Veysel, yaşamı boyunca Türkiye’nin çeşitli şehirlerinde sazıyla birlikte konserler vermiş, halkın sevgisini kazanmış ve Türk halk edebiyatının en önemli isimlerinden biri olarak kabul edilmiştir. 1965 yılında Türkçeyi güzel kullanması ve millî kültüre katkılarından dolayı devlet tarafından aylık bağlanmıştır.
21 Mart 1973 tarihinde vefat etmiş ve doğduğu Sivrialan köyüne defnedilmiştir. Türk halk edebiyatında ve müziğinde bıraktığı miras, günümüzde de yaşatılmakta ve çalışmaları pek çok araştırmacı ve sanatsever tarafından incelenmektedir.
Aşık Veysel’in Edebi Kişiliği
- Dış dünyaya gözlerini kapatan şair, kendisine çok zengin bir iç dünya kurmuş, dünyayı buradan seyretmiş; gözleri kapalı, kalp gözü açık şair olarak nitelenmiştir.
- Çok zengin bir iç duyarlılığa sahip olan sanatçı; aşk, tabiat, hayat, ölüm, gurbet, yurt sevgisi ve sosyal meseleleri işlediği şiirlerinde Karacaoğlan geleneğini sürdüren arı bir dil kullanmıştır.
- Bütün şiirlerinde hece ölçüsünü kullanmıştır.
- Şiirlerinde yaşama sevinciyle hüzün, iyimserlikle umutsuzluk iç içedir.
- Özellikle Anadolu köylüsünün saf, içten duygu ve hayalleri onun şiirlerinde ifadesini bulur.
- Lirik şiirlerinin yanı sıra didaktik ve tasavvufi şiirleriyle de insanlığa seslenmiştir.
- Halk şiirinde yurt ve Atatürk sevgisi içerikli şiirleri ilk defa o dile getirmiştir. Atatürk’ün ölümünün ardından duyduğu büyük üzüntüyü şiirlerinde dile getirmiştir.

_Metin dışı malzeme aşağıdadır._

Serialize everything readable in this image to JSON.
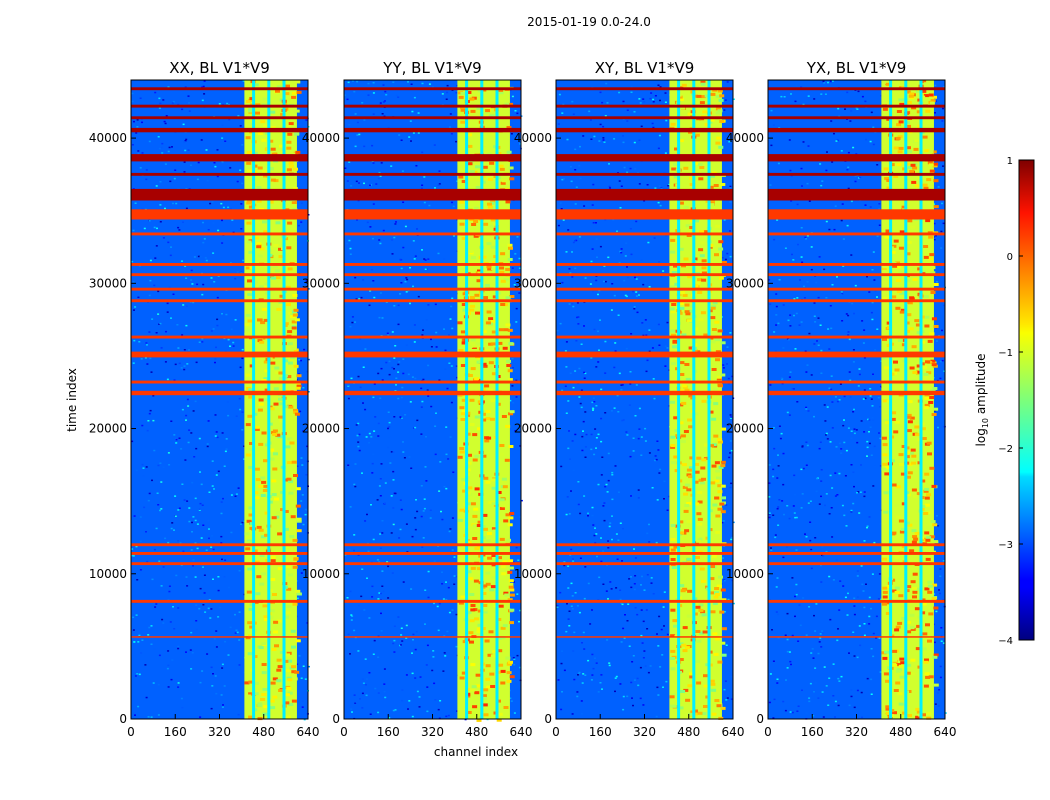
{
  "figure": {
    "suptitle": "2015-01-19 0.0-24.0",
    "xlabel": "channel index",
    "ylabel": "time index",
    "colorbar_label": "log",
    "colorbar_label_sub": "10",
    "colorbar_label_rest": " amplitude"
  },
  "chart_data": {
    "type": "heatmap",
    "title": "2015-01-19 0.0-24.0",
    "xlabel": "channel index",
    "ylabel": "time index",
    "colormap": "jet",
    "xlim": [
      0,
      640
    ],
    "ylim": [
      0,
      44000
    ],
    "xticks": [
      0,
      160,
      320,
      480,
      640
    ],
    "yticks": [
      0,
      10000,
      20000,
      30000,
      40000
    ],
    "colorbar": {
      "label": "log10 amplitude",
      "range": [
        -4,
        1
      ],
      "ticks": [
        1,
        0,
        -1,
        -2,
        -3,
        -4
      ],
      "tick_labels": [
        "1",
        "0",
        "−1",
        "−2",
        "−3",
        "−4"
      ]
    },
    "background_level": -2.9,
    "bright_channel_band": [
      410,
      600
    ],
    "band_level": -1.1,
    "band_gaps": [
      445,
      500,
      555
    ],
    "red_row_ranges": [
      [
        35700,
        36500
      ],
      [
        37400,
        37600
      ],
      [
        38400,
        38900
      ],
      [
        40400,
        40700
      ],
      [
        41300,
        41500
      ],
      [
        42100,
        42300
      ],
      [
        43300,
        43500
      ]
    ],
    "orange_row_ranges": [
      [
        34400,
        35100
      ],
      [
        33300,
        33500
      ],
      [
        31200,
        31400
      ],
      [
        30500,
        30700
      ],
      [
        29500,
        29700
      ],
      [
        28700,
        28900
      ],
      [
        26200,
        26400
      ],
      [
        24900,
        25300
      ],
      [
        23100,
        23300
      ],
      [
        22300,
        22600
      ],
      [
        11300,
        11500
      ],
      [
        11900,
        12100
      ],
      [
        10600,
        10800
      ],
      [
        8000,
        8200
      ],
      [
        5600,
        5700
      ]
    ],
    "panels": [
      {
        "name": "XX",
        "title": "XX, BL V1*V9"
      },
      {
        "name": "YY",
        "title": "YY, BL V1*V9"
      },
      {
        "name": "XY",
        "title": "XY, BL V1*V9"
      },
      {
        "name": "YX",
        "title": "YX, BL V1*V9"
      }
    ]
  }
}
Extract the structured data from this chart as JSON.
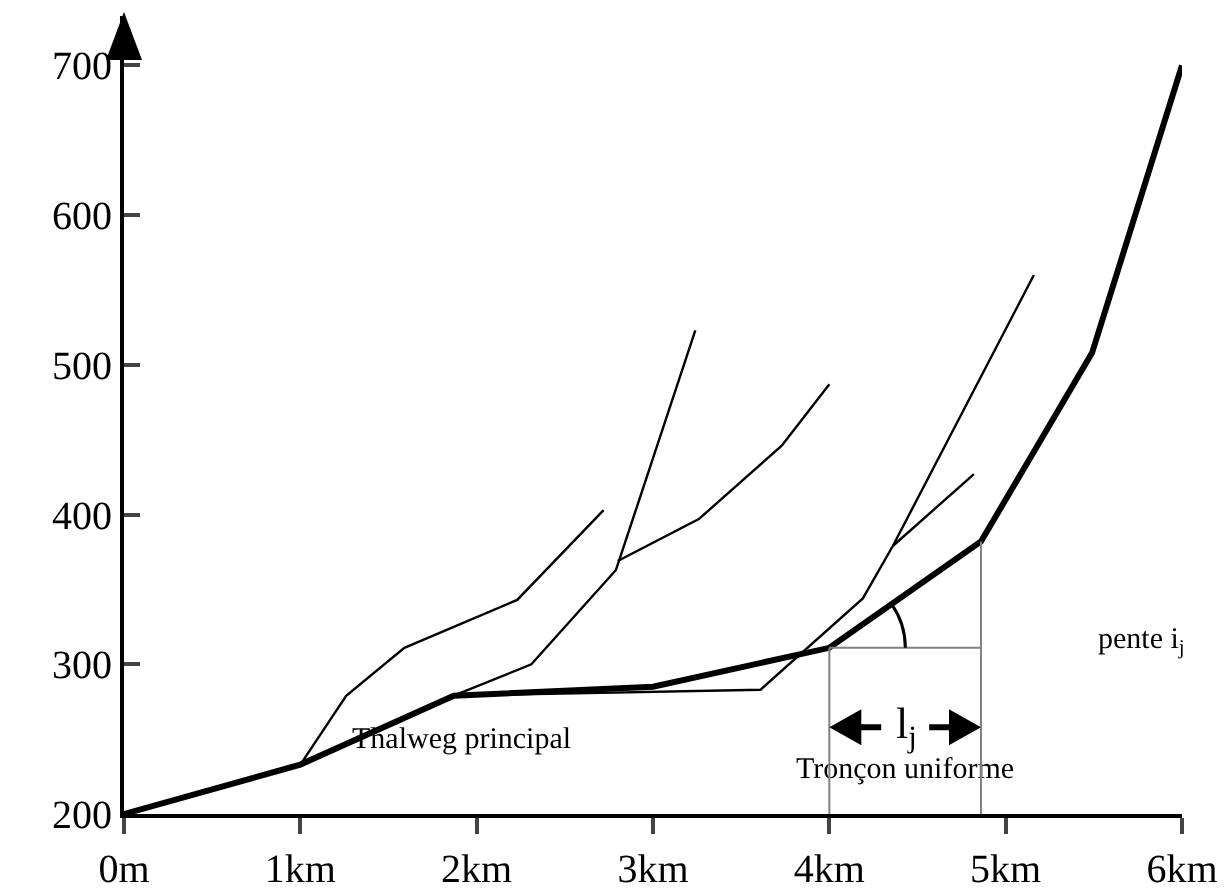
{
  "chart_data": {
    "type": "line",
    "xlim": [
      0,
      6
    ],
    "ylim": [
      200,
      733
    ],
    "xticks": [
      {
        "value": 0,
        "label": "0m"
      },
      {
        "value": 1,
        "label": "1km"
      },
      {
        "value": 2,
        "label": "2km"
      },
      {
        "value": 3,
        "label": "3km"
      },
      {
        "value": 4,
        "label": "4km"
      },
      {
        "value": 5,
        "label": "5km"
      },
      {
        "value": 6,
        "label": "6km"
      }
    ],
    "yticks": [
      200,
      300,
      400,
      500,
      600,
      700
    ],
    "grid": false,
    "legend": false,
    "marker": "none",
    "line_style": "solid",
    "series": [
      {
        "name": "Thalweg principal",
        "color": "#000000",
        "x": [
          0,
          1,
          1.87,
          3,
          4,
          4.86,
          5.49,
          6
        ],
        "values": [
          200,
          233,
          279,
          285,
          311,
          382,
          508,
          700
        ]
      },
      {
        "color": "#000000",
        "x": [
          1,
          1.26,
          1.59,
          2.23,
          2.72
        ],
        "values": [
          233,
          279,
          311,
          343,
          403
        ]
      },
      {
        "color": "#000000",
        "x": [
          1.87,
          2.31,
          2.79,
          3.24
        ],
        "values": [
          279,
          300,
          363,
          523
        ]
      },
      {
        "color": "#000000",
        "x": [
          2.8,
          3.26,
          3.73,
          4.0
        ],
        "values": [
          369,
          397,
          446,
          487
        ]
      },
      {
        "color": "#000000",
        "x": [
          1.87,
          3.61,
          4.19,
          4.36,
          5.16
        ],
        "values": [
          279,
          283,
          344,
          379,
          560
        ]
      },
      {
        "color": "#000000",
        "x": [
          4.36,
          4.82
        ],
        "values": [
          379,
          427
        ]
      }
    ],
    "ref_lines": [
      {
        "axis": "x",
        "value": 4,
        "color": "#808080"
      },
      {
        "axis": "x",
        "value": 4.86,
        "color": "#808080"
      }
    ],
    "annotations": [
      "l$_{j}$",
      "pente i$_{j}$",
      "Tronçon uniforme"
    ]
  }
}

- Şiirlerinde derin bir anlam zenginliği ve güçlü bir söyleyiş güzelliği yakalamıştır.
- Cumhuriyet döneminin önemli saz şairlerinden olan sanatçı, âşıklık geleneğine sımsıkı bağlı kalmış, sazıyla Anadolu’nun bir-çok yerini gezmiştir.
- İlk olarak “Âşıklar Bayramı”nda adını duyuran şair, bir arkadaşının yardımıyla üç ay yürüyerek Sivas’tan Ankara’ya gelmiş ve Cumhuriyet’in onuncu yıl dönümünde (29 Ekim 1933) şiirlerini ulusal bayramda dile getirmiştir.

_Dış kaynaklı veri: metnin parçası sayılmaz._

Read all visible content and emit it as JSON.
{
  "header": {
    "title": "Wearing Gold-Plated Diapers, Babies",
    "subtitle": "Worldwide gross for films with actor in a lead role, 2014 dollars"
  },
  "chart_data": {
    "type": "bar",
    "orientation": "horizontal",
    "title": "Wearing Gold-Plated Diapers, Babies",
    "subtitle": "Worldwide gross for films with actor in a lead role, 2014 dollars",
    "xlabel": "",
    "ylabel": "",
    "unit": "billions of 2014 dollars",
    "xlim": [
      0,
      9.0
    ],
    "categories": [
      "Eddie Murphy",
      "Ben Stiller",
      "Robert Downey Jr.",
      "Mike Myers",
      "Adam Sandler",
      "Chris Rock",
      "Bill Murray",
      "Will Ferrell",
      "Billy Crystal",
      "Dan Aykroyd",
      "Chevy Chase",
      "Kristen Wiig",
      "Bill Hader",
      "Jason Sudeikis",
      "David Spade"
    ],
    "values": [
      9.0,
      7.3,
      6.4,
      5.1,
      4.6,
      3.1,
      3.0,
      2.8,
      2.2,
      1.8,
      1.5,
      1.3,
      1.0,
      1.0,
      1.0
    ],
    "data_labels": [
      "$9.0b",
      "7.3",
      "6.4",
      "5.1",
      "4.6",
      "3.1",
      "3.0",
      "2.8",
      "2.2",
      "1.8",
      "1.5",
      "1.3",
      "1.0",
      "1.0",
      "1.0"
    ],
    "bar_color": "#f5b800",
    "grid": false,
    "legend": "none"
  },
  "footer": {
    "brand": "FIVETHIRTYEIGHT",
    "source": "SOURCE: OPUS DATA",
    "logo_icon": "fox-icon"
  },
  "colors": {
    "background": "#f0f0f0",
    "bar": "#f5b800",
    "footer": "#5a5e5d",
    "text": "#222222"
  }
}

- Ankara ve İstanbul radyolarında program yapan, türküleri plaklara alınan sanatçıya, ömrünün sonuna doğru TBMM kararıyla kendisine özel bir aylık bağlanmıştır.
- Ülkü dergisi yöneticisi Ahmet Kutsi Tecer, sanatçının şiirlerini beğenerek onu sanat dünyasına tanıtmada önayak olmuştur.
- Şiirlerini “Sazımdan Sesler” ve “Deyişler” kitaplarında toplamış, bu iki kitaptaki şiirler 1970 yılında “Dostlar Beni Hatırlasın” adlı kitapta bir araya getirilmiştir.
- “Güzelliğin On Par’ Etmez”, “Dostlar Beni Hatırlasın”, “Kara Toprak” gibi Türk edebiyatına mal olmuş şiirlere imzasını atmıştır.
Aşık Veysel Eserleri
Şiir
Sazımdan Sesler
Deyişler
* Bu iki kitaptaki şiirler, 1970 yılında “Dostlar Beni Hatırlasın” adıyla yeniden basılmıştır.